Berikut sejumlah hasil meta-analysis tentang efektivitas pembelajaran dalam jaringan di perguruan tinggi di berbagai negara dalam situasi normal.
Barbara Means, Yukie Toyama,; Robert Murphy, Marianne Bakia, dan Karla Jones, (2009), memeta-analysis 51 penelitian tentang efektivitas pembelajaran dalam jaringan yang dilaksanakan pada tahun 1996-2008. Ditemukan, bahwa hasil belajar mahasiwa lebih baik ketimbang yang kawan mereka yang mengikuti pembelajaran tatap muka.
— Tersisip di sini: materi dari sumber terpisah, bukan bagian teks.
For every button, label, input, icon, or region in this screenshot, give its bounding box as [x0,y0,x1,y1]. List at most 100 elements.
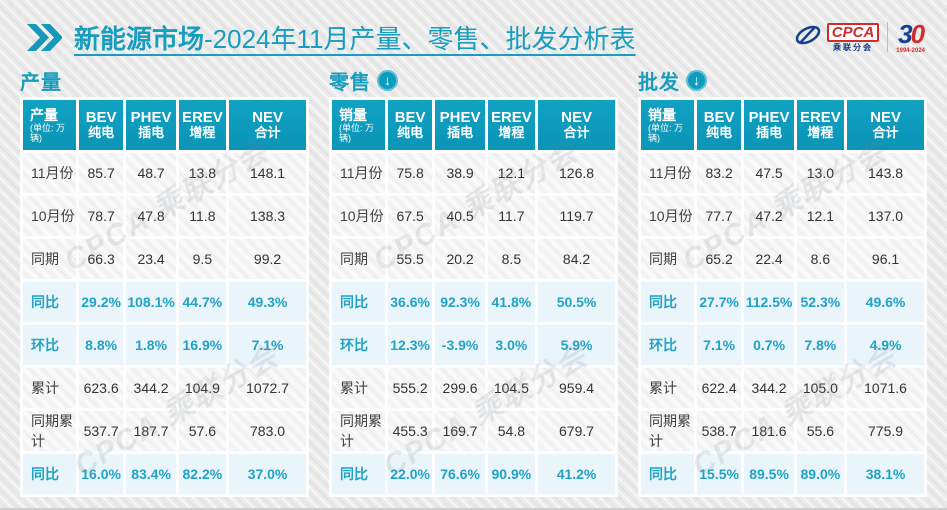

Helen Richmond, Bethan Copsey, Amanda M. Hall, David Davies, dan Sarah E. Lamb, (2017), menelaah 884 laporan penelitian program pembelajaran dalam jaringan khususnya di bidang kesehatan. Dibandingkan dengan ‘workshop’ hasil pembelajaran dalam jaringan tidak berbeda secara signifikan (0.12). Demikian juga dalam perolehan pengetahuan (0.04). Tetapi besar efek pada ketrampilan justru lebih rendah (-0.15). Demikian juga, pembelajaran teori, jika dibandingkan dengan kuliah tatap muka, hasil pembelajaran dalam jaringan lebih rendah (-0.08).
K. T. Yuwono bersama-sama H. D. Sujono (2018) memeta analysis 15 penelitian yang terbit tahun 2000-2013. Ternyata, besar efeknya juga negatif (-0.05).
Hasil terbaru, 2019, dari meta analysis 51 penelitian menunjukkan bahwa besar efek yang ditimbulkan juga rendah (Mayleen Dorcas B. Castro & Gilbert M. Tumibay).
Berdasarkan hasil-masil meta anlisis ini, mencakup 953 penelitian, sekali lagi menggaris-bawahi tentang besar efek dari pempelajaran dalam jaringan yang tidak berbeda secara siknifikan jika dibandingkan dengan pembelajaran tatap muka.
Namun, sekali lagi, karena situasi darurat, model pembelajaran semacam inilah yang paling optimal dilaksanakan. Paling tidak berguna untuk memperkecil kemungkinan kontak langsung dengan banyak orang.
Selamat melaksnakan dan semoga berjalan lancar.